Writing about kink and doctors in yesterday’s post reminded me of an old Max Fisch thread that describes an amazing medical story. It starts with two members of Max’s forum attending a play party. They don’t know each other at all, either in real life or online, and just happen to be at the same event. It ends with one, a doctor, saving the other’s life. And not in a vague ‘that activity looks risky’ way, but in an urgent ‘blood clot in the brain’ way. It’s a cool story and well worth reading. I don’t think the problem arose directly because of kink, but it was certainly lucky that a kinky doctor was around. If you follow the thread to page 2 you can also read her response to the thread (post from SurferDoc).

The medical professional in the image below doesn’t look quite as conscientious or caring as SurferDoc proved to be. I’m not exactly sure what she’s up to, but it doesn’t look good for our helpless and immobilized hero.

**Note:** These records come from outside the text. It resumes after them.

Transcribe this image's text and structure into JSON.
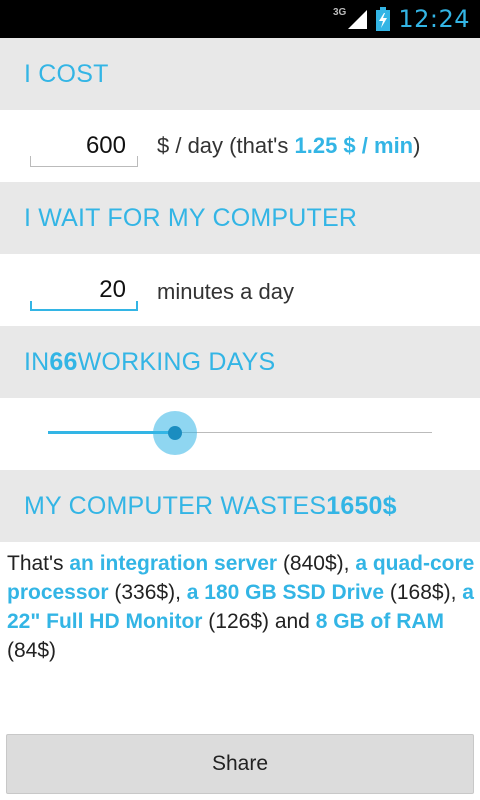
{
  "statusbar": {
    "network": "3G",
    "time": "12:24",
    "signal_icon": "signal-icon",
    "battery_icon": "battery-charging-icon"
  },
  "colors": {
    "accent": "#33b5e5",
    "section_bg": "#e8e8e8"
  },
  "cost": {
    "header": "I COST",
    "value": "600",
    "suffix_prefix": "$ / day (that's ",
    "suffix_accent": "1.25 $ / min",
    "suffix_end": ")"
  },
  "wait": {
    "header": "I WAIT FOR MY COMPUTER",
    "value": "20",
    "suffix": "minutes a day"
  },
  "days": {
    "header_prefix": "IN ",
    "count": "66",
    "header_suffix": " WORKING DAYS",
    "slider_fraction": 0.33
  },
  "waste": {
    "header_prefix": "MY COMPUTER WASTES ",
    "amount": "1650$"
  },
  "summary": {
    "intro": "That's ",
    "item1": "an integration server",
    "price1": " (840$), ",
    "item2": "a quad-core processor",
    "price2": " (336$), ",
    "item3": "a 180 GB SSD Drive",
    "price3": " (168$), ",
    "item4": "a 22\" Full HD Monitor",
    "price4": " (126$) and ",
    "item5": "8 GB of RAM",
    "price5": " (84$)"
  },
  "share": {
    "label": "Share"
  }
}
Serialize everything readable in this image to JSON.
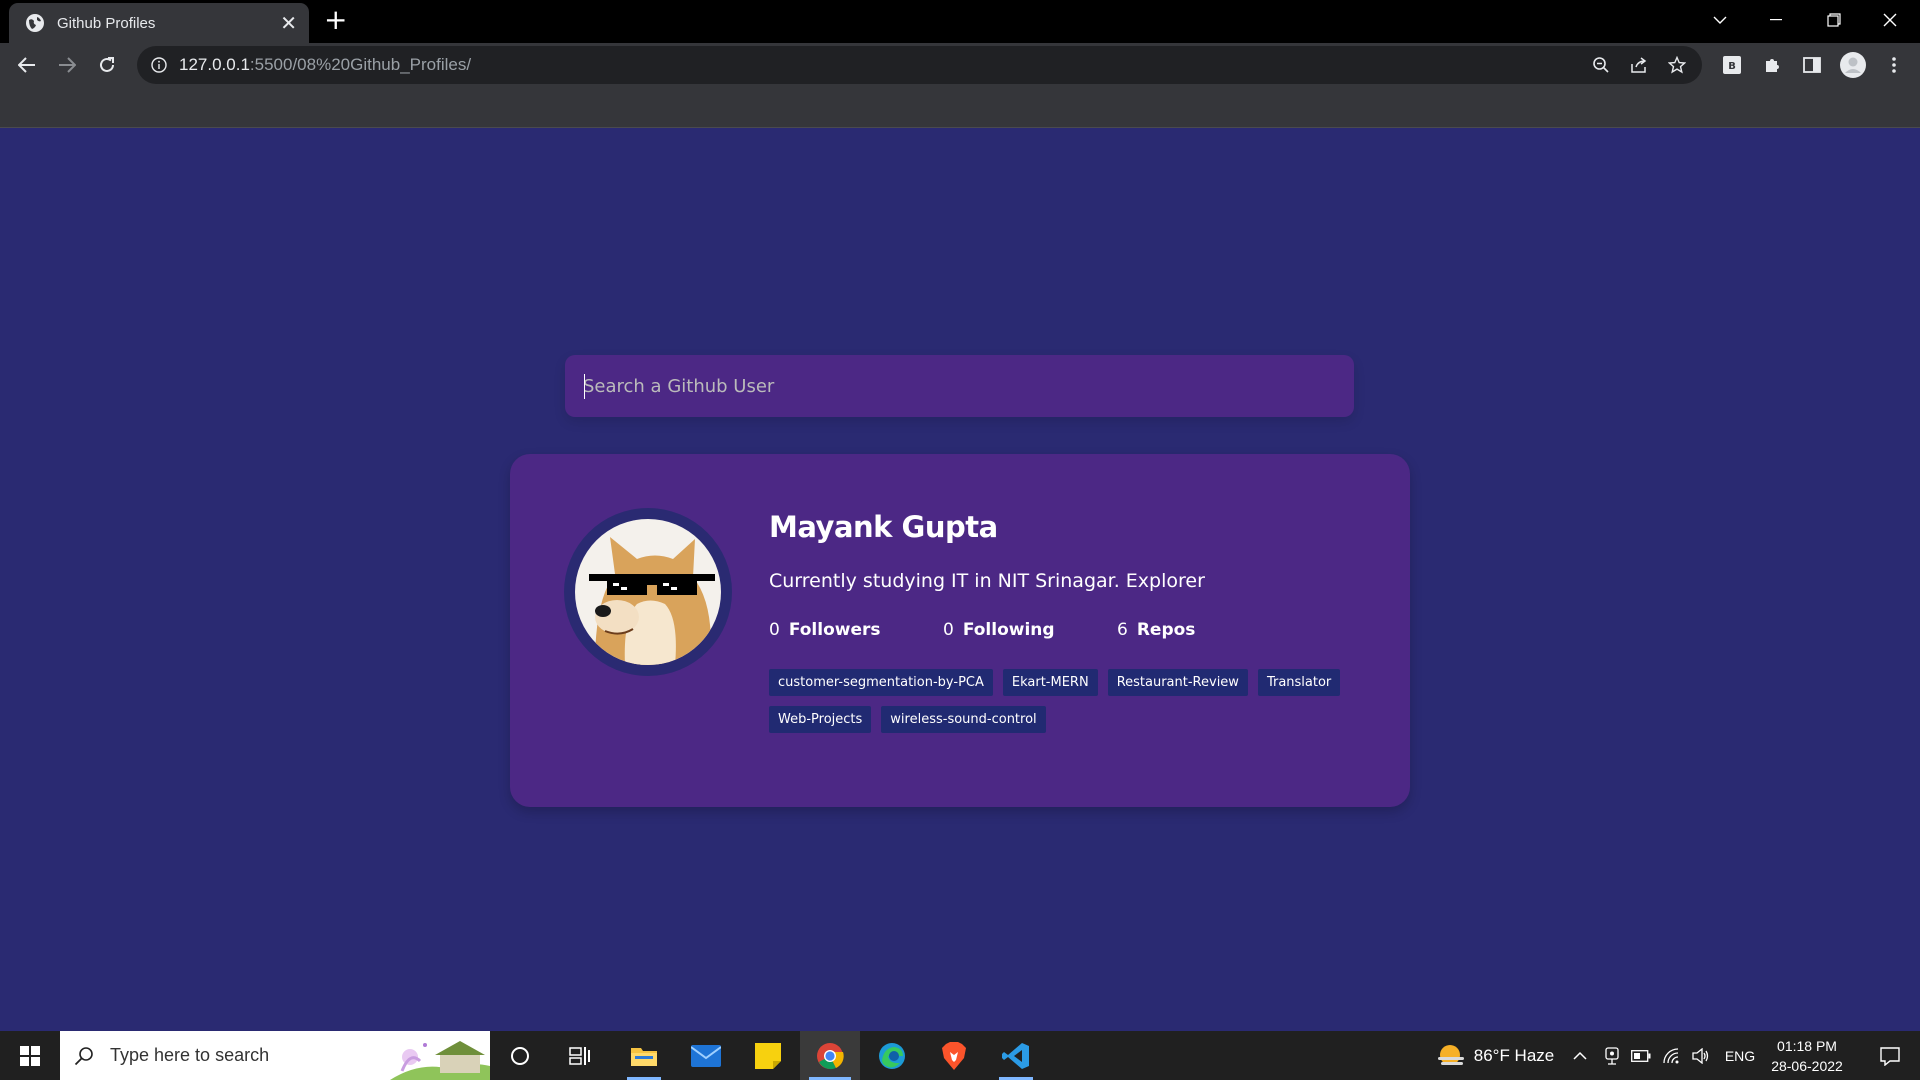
{
  "browser": {
    "tab_title": "Github Profiles",
    "url_host": "127.0.0.1",
    "url_rest": ":5500/08%20Github_Profiles/"
  },
  "search": {
    "placeholder": "Search a Github User"
  },
  "profile": {
    "name": "Mayank Gupta",
    "bio": "Currently studying IT in NIT Srinagar. Explorer",
    "followers_count": "0",
    "followers_label": "Followers",
    "following_count": "0",
    "following_label": "Following",
    "repos_count": "6",
    "repos_label": "Repos",
    "repos": [
      "customer-segmentation-by-PCA",
      "Ekart-MERN",
      "Restaurant-Review",
      "Translator",
      "Web-Projects",
      "wireless-sound-control"
    ]
  },
  "taskbar": {
    "search_placeholder": "Type here to search",
    "weather": "86°F  Haze",
    "language": "ENG",
    "time": "01:18 PM",
    "date": "28-06-2022"
  },
  "colors": {
    "page_background": "#2a2a72",
    "card_background": "#4c2885",
    "repo_tag_background": "#212a72"
  }
}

eric-stanton-sexy-sinister-nurseI’ve not run across this image before. From the image name it would appear to be an Eric Stanton drawing, and it does look a bit like his style.

Tell me where it hurts

Kink and fantasy medial scenes are a pretty natural pairing. Kink and actual medical professionals can be a bit more problematic. The Daily Beast has a good article on that topic entitled ‘Coming out kinky to your Doctor, in Black and Blue‘. It covers some of the risks and dilemmas involved in sharing exactly where that bruise or rope burn came from.

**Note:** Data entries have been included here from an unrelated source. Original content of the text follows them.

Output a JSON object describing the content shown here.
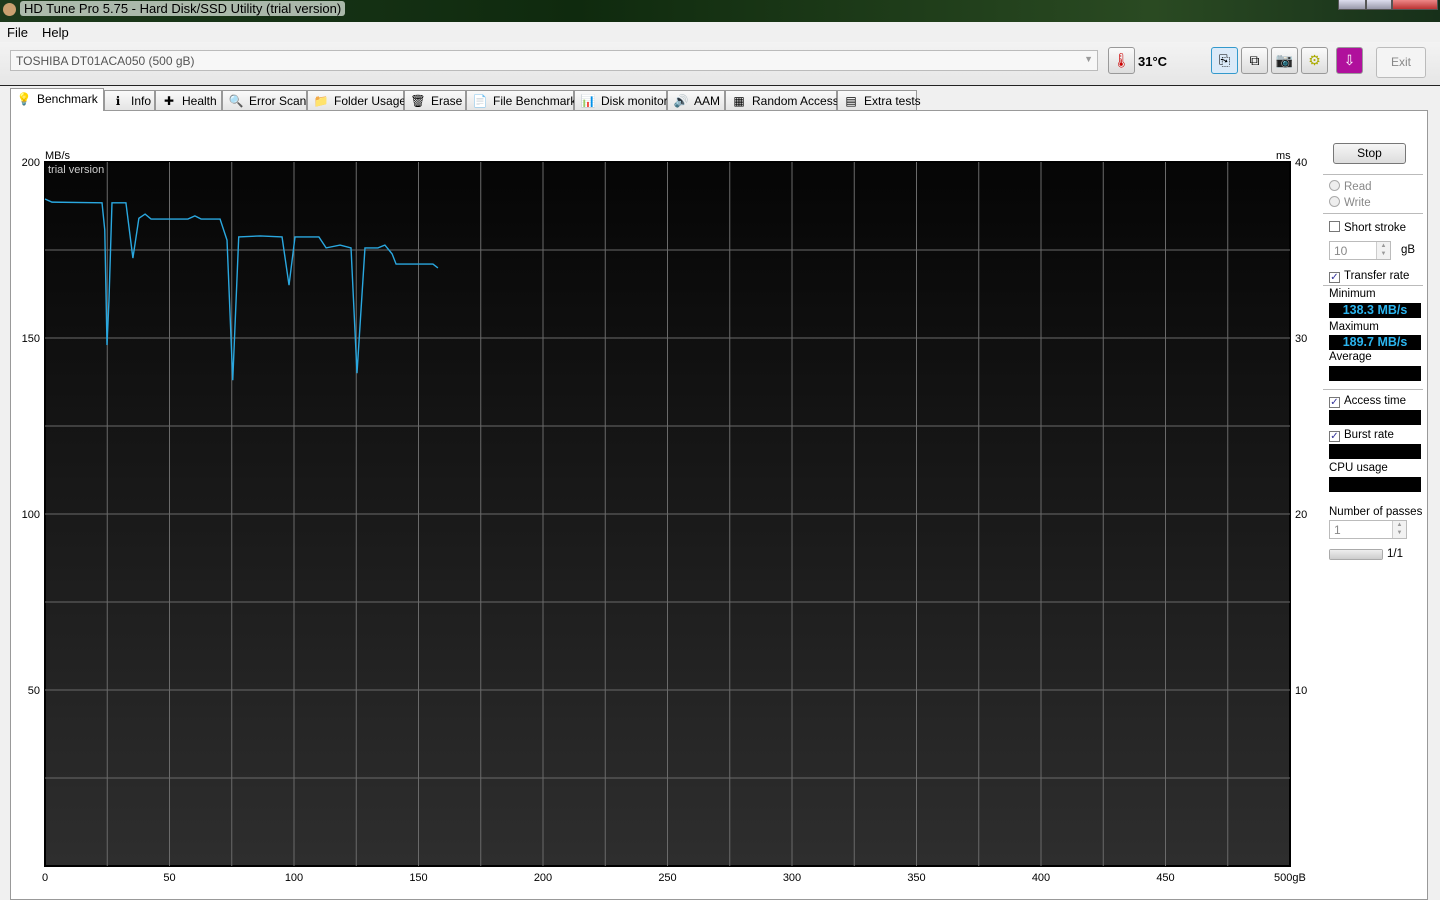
{
  "window": {
    "title": "HD Tune Pro 5.75 - Hard Disk/SSD Utility (trial version)"
  },
  "menu": {
    "file": "File",
    "help": "Help"
  },
  "toolbar": {
    "drive": "TOSHIBA DT01ACA050 (500 gB)",
    "temperature": "31°C",
    "exit": "Exit"
  },
  "tabs": [
    {
      "label": "Benchmark",
      "icon": "lightbulb-icon",
      "glyph": "💡"
    },
    {
      "label": "Info",
      "icon": "info-icon",
      "glyph": "ℹ"
    },
    {
      "label": "Health",
      "icon": "health-cross-icon",
      "glyph": "✚"
    },
    {
      "label": "Error Scan",
      "icon": "magnifier-icon",
      "glyph": "🔍"
    },
    {
      "label": "Folder Usage",
      "icon": "folder-icon",
      "glyph": "📁"
    },
    {
      "label": "Erase",
      "icon": "trash-icon",
      "glyph": "🗑"
    },
    {
      "label": "File Benchmark",
      "icon": "file-benchmark-icon",
      "glyph": "📄"
    },
    {
      "label": "Disk monitor",
      "icon": "bar-chart-icon",
      "glyph": "📊"
    },
    {
      "label": "AAM",
      "icon": "speaker-icon",
      "glyph": "🔊"
    },
    {
      "label": "Random Access",
      "icon": "random-access-icon",
      "glyph": "▦"
    },
    {
      "label": "Extra tests",
      "icon": "extra-tests-icon",
      "glyph": "▤"
    }
  ],
  "side": {
    "stop": "Stop",
    "read": "Read",
    "write": "Write",
    "short_stroke": "Short stroke",
    "short_stroke_value": "10",
    "gb": "gB",
    "transfer_rate": "Transfer rate",
    "minimum": "Minimum",
    "minimum_value": "138.3 MB/s",
    "maximum": "Maximum",
    "maximum_value": "189.7 MB/s",
    "average": "Average",
    "access_time": "Access time",
    "burst_rate": "Burst rate",
    "cpu_usage": "CPU usage",
    "passes": "Number of passes",
    "passes_value": "1",
    "progress": "1/1",
    "pass_progress": 1.0
  },
  "chart_data": {
    "type": "line",
    "watermark": "trial version",
    "ylabel": "MB/s",
    "y2label": "ms",
    "xlabel_suffix": "gB",
    "xlim": [
      0,
      500
    ],
    "ylim": [
      0,
      200
    ],
    "y2lim": [
      0,
      40
    ],
    "xticks": [
      "0",
      "50",
      "100",
      "150",
      "200",
      "250",
      "300",
      "350",
      "400",
      "450",
      "500gB"
    ],
    "yticks": [
      "50",
      "100",
      "150",
      "200"
    ],
    "y2ticks": [
      "10",
      "20",
      "30",
      "40"
    ],
    "color": "#2aa8e0",
    "series": [
      {
        "name": "Transfer rate",
        "x": [
          0,
          2.8,
          22.9,
          24,
          24.9,
          25.7,
          26.9,
          32.5,
          35.3,
          37.7,
          40.2,
          42.6,
          50.2,
          57.4,
          60.2,
          62.7,
          70.3,
          73.1,
          75.4,
          77.8,
          86.4,
          95.2,
          98,
          100.4,
          110,
          112.9,
          118.5,
          122.9,
          125.3,
          128.5,
          133.7,
          136.5,
          139.4,
          141,
          155.8,
          157.8
        ],
        "y": [
          189.5,
          188.6,
          188.4,
          180.7,
          148,
          160.8,
          188.4,
          188.4,
          172.7,
          184,
          185.2,
          183.8,
          183.8,
          183.8,
          184.7,
          183.8,
          183.8,
          177.8,
          138,
          178.7,
          179,
          178.7,
          165,
          178.7,
          178.7,
          175.6,
          176.4,
          175.6,
          140,
          175.6,
          175.6,
          176.4,
          173.9,
          171,
          171,
          169.9
        ]
      }
    ]
  }
}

Personally if there was ever an issue I needed to discuss, or I was directly questioned about it, I’d be open with my doctor. After all if I’m willing to share my kinks with a professional dominatrix, why not a medical professional? I also assume that doctors see unusual stuff all the time, and whatever I’ve done is going to be old news to them. I once spent an instructive few hours browsing a forum for medical interns. They were sharing crazy stories from the emergency room, and it was pretty clear that whatever kinky shenanigans I got up to, it was never going to top what the average trainee doctor sees on a regular basis.

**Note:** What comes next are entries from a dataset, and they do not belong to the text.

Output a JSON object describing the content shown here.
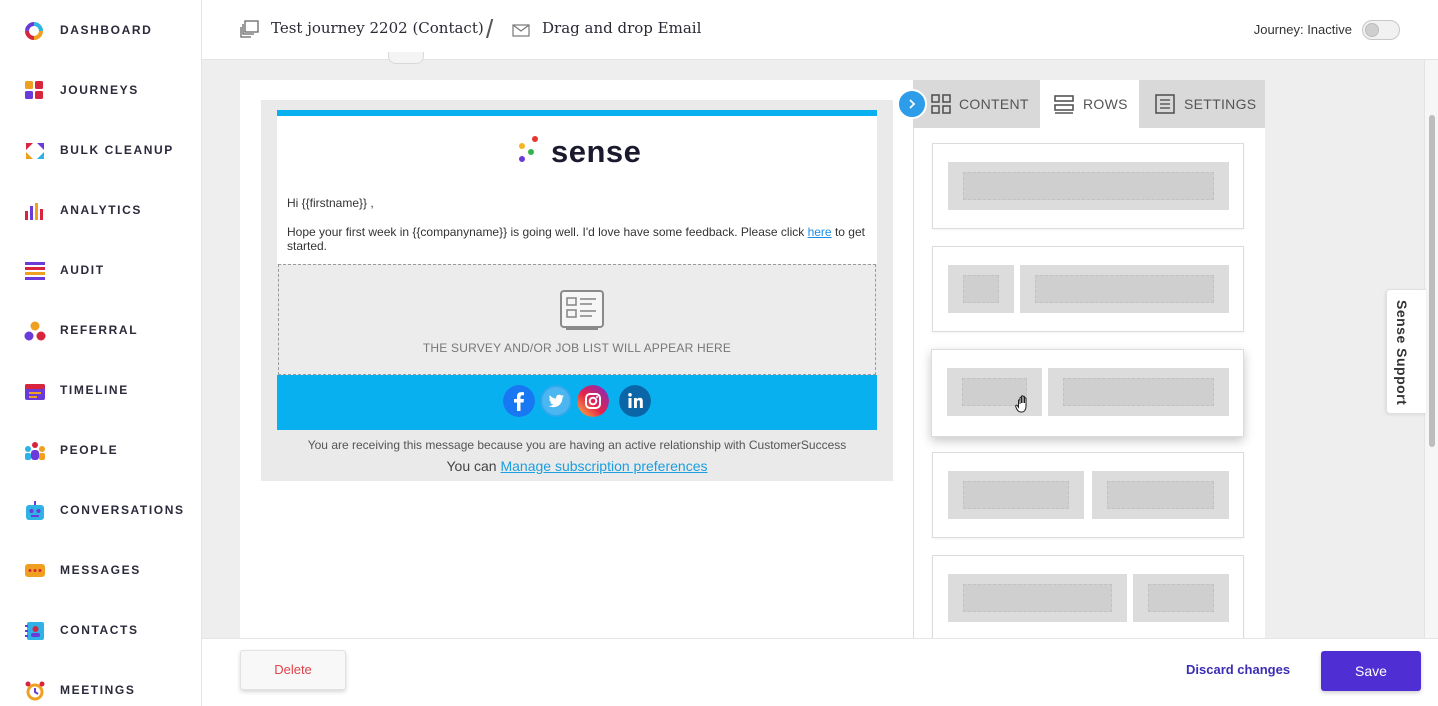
{
  "sidebar": {
    "items": [
      {
        "label": "DASHBOARD",
        "icon": "dashboard-ring-icon"
      },
      {
        "label": "JOURNEYS",
        "icon": "journeys-grid-icon"
      },
      {
        "label": "BULK CLEANUP",
        "icon": "bulk-cleanup-arrows-icon"
      },
      {
        "label": "ANALYTICS",
        "icon": "analytics-bars-icon"
      },
      {
        "label": "AUDIT",
        "icon": "audit-list-icon"
      },
      {
        "label": "REFERRAL",
        "icon": "referral-circles-icon"
      },
      {
        "label": "TIMELINE",
        "icon": "timeline-calendar-icon"
      },
      {
        "label": "PEOPLE",
        "icon": "people-group-icon"
      },
      {
        "label": "CONVERSATIONS",
        "icon": "conversations-robot-icon"
      },
      {
        "label": "MESSAGES",
        "icon": "messages-bubble-icon"
      },
      {
        "label": "CONTACTS",
        "icon": "contacts-card-icon"
      },
      {
        "label": "MEETINGS",
        "icon": "meetings-clock-icon"
      }
    ]
  },
  "header": {
    "journey_name": "Test journey 2202 (Contact)",
    "separator": "/",
    "page_name": "Drag and drop Email",
    "journey_status": "Journey: Inactive",
    "journey_active": false
  },
  "email": {
    "logo_text": "sense",
    "greeting": "Hi {{firstname}}  ,",
    "paragraph_before_link": "Hope your first week in {{companyname}}  is going well. I'd love have some feedback. Please click ",
    "link_text": "here",
    "paragraph_after_link": "  to get started.",
    "survey_placeholder": "THE SURVEY AND/OR JOB LIST WILL APPEAR HERE",
    "social": [
      "facebook",
      "twitter",
      "instagram",
      "linkedin"
    ],
    "footer_note": "You are receiving this message because you are having an active relationship with CustomerSuccess",
    "footer_manage_prefix": "You can ",
    "footer_manage_link": "Manage subscription preferences"
  },
  "panel": {
    "tabs": [
      {
        "label": "CONTENT",
        "active": false
      },
      {
        "label": "ROWS",
        "active": true
      },
      {
        "label": "SETTINGS",
        "active": false
      }
    ],
    "row_layouts": [
      "1 column",
      "1/4 + 3/4",
      "1/3 + 2/3",
      "1/2 + 1/2",
      "2/3 + 1/3"
    ]
  },
  "support": {
    "label": "Sense Support"
  },
  "footer": {
    "delete_label": "Delete",
    "discard_label": "Discard changes",
    "save_label": "Save"
  },
  "colors": {
    "accent_blue": "#09b0ef",
    "save_purple": "#4f2fd3",
    "delete_red": "#e0434b",
    "discard_indigo": "#3b2db5"
  }
}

Of course I’m lucky. I have good healthcare, live in a liberal city and have a wide choice of doctors. If my choices were more limited I’d perhaps feel differently.

Nurse Eleise De Lacy

The image is of the wonderful Eleise De Lacy of Femme Fatale Films.

The person in pink

I generally love unusual kinks, even when they are not my own. There’s something quite cheering about seeing people put the effort into getting off in unusual ways. A couple of years ago I wouldn’t even have added the ‘generally’ qualifier to that opening statement. Sadly time brings wisdom. I once mentioned my pleasure in other peoples unusual kinks to a domme, which prompted her to put me straight by relating a fantasy involving defecation and chickens that a client had shared with her. That might not have been the most unpleasant mental image I’ve ever had, but it was certainly in my top five.

Fortunately the image below is from the fun and cheerful side of kink. Heavy bondage can often be portrayed very seriously, so this body cast shot makes a nice change. I particularly like the drawn in eyes, hair bow and bright pink color. An all white cast would be too medical, putting me in mind of the soldier in white from Catch 22. Pink gives it a more playful air. Even the site name has a fun twist – Cast Your Enthusiasm. That’s much more appealing than crudeness like Divine Bitches or Ballbusting Chicks.